Hospice of San Luis Obispo County offered crisis response counseling sessions in an effort to help students, parents, and teachers deal with the heartache brought on by the untimely death.

"It's very difficult for students to deal with grief and loss," said Margaret Bullock, the counseling program coordinator for Hospice of SLO County. "This was a process to get people to really feel their feelings as opposed to stuffing those feelings down and pretending nothing happened."

Bullock said grief can express itself physically--it can have negative effects on short-term memory, the ability to concentrate, and may cause loss of appetite.

According to Mary Kay Stratton, a counselor for Bishop's Peak Elementary, the therapy sessions were beneficial for everyone involved.

"It was a great outlet," she said. "It gave students the ability to express themselves. There's still a great sense of shock and loss here, but they're holding it together. The lesson is each day you get a little stronger and you just keep moving forward."

On the morning of Oct. 3, Olivia and her parents, John and Barbara, were found dead in their home on 1770 Frambuesa St. in an upscale San Luis Obispo neighborhood.

According to a recent San Luis Obispo Police Department press release, John, 48, shot and killed himself while on the phone to emergency dispatchers.

When officers arrived, they found the cell phone on John's chest. It still had a live connection to dispatchers. A .357-caliber revolver was in his hand. John Rivard legally purchased the firearm in 1997 from a North Carolina gun shop, according to a release.
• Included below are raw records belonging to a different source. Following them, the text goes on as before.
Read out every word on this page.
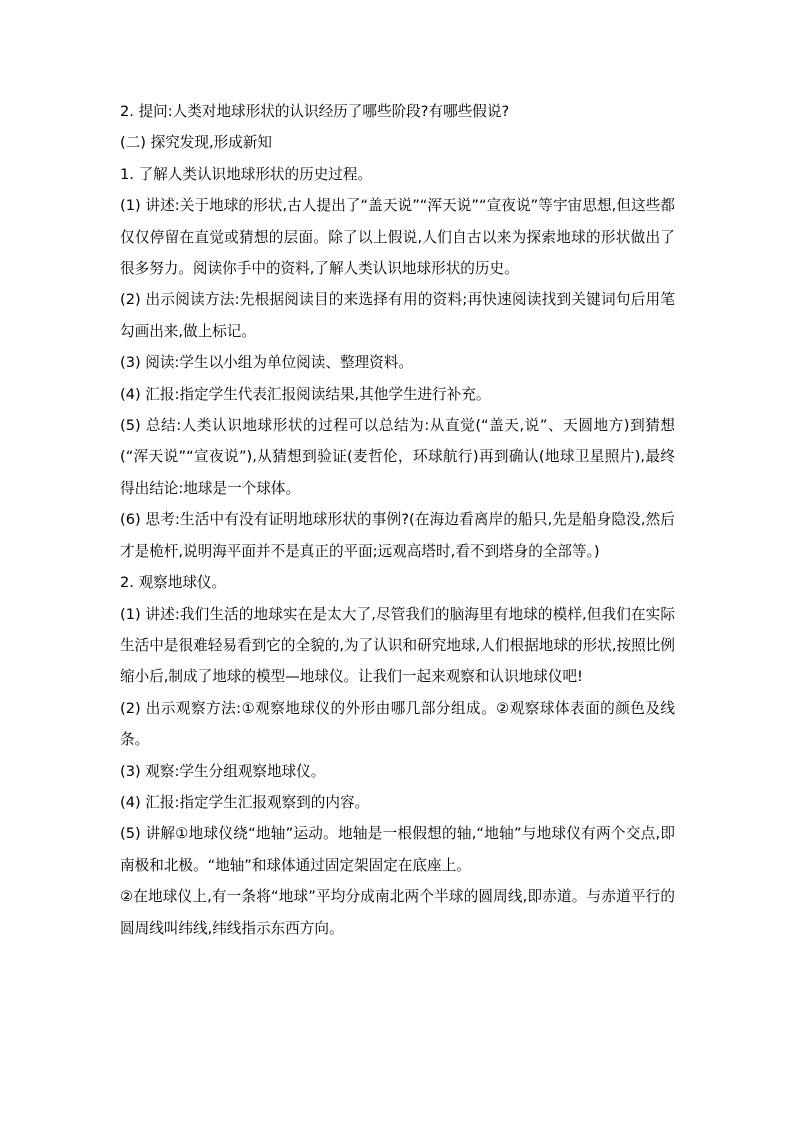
2. 提问:人类对地球形状的认识经历了哪些阶段?有哪些假说?

(二) 探究发现,形成新知

1. 了解人类认识地球形状的历史过程。

(1) 讲述:关于地球的形状,古人提出了“盖天说”“浑天说”“宣夜说”等宇宙思想,但这些都仅仅停留在直觉或猜想的层面。除了以上假说,人们自古以来为探索地球的形状做出了很多努力。阅读你手中的资料,了解人类认识地球形状的历史。

(2) 出示阅读方法:先根据阅读目的来选择有用的资料;再快速阅读找到关键词句后用笔勾画出来,做上标记。

(3) 阅读:学生以小组为单位阅读、整理资料。

(4) 汇报:指定学生代表汇报阅读结果,其他学生进行补充。

(5) 总结:人类认识地球形状的过程可以总结为:从直觉(“盖天,说”、天圆地方)到猜想(“浑天说”“宣夜说”),从猜想到验证(麦哲伦，环球航行)再到确认(地球卫星照片),最终得出结论:地球是一个球体。

(6) 思考:生活中有没有证明地球形状的事例?(在海边看离岸的船只,先是船身隐没,然后才是桅杆,说明海平面并不是真正的平面;远观高塔时,看不到塔身的全部等。)

2. 观察地球仪。

(1) 讲述:我们生活的地球实在是太大了,尽管我们的脑海里有地球的模样,但我们在实际生活中是很难轻易看到它的全貌的,为了认识和研究地球,人们根据地球的形状,按照比例缩小后,制成了地球的模型—地球仪。让我们一起来观察和认识地球仪吧!

(2) 出示观察方法:①观察地球仪的外形由哪几部分组成。②观察球体表面的颜色及线条。

(3) 观察:学生分组观察地球仪。

(4) 汇报:指定学生汇报观察到的内容。

(5) 讲解①地球仪绕“地轴”运动。地轴是一根假想的轴,“地轴”与地球仪有两个交点,即南极和北极。“地轴”和球体通过固定架固定在底座上。

②在地球仪上,有一条将“地球”平均分成南北两个半球的圆周线,即赤道。与赤道平行的圆周线叫纬线,纬线指示东西方向。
Police said the same handgun was used in all three deaths.

Additional forensic testing is being done to accurately establish the sequence of events that took place in the Rivard home.

"So much of it is a mystery," said SLO Police Department Capt. Dan Blanke. "But the horrific nature of what occurred speaks for itself. You've got a very grisly set of circumstances. Any time something like this involves children, it becomes more sensitive. It kicks it up to another level in terms of emotion."

Bishop's Peak Elementary's Stratton, meanwhile, said

that Olivia's loss would be felt forever.

"Olivia is someone we will never forget," she said. "She'll be in our hearts always."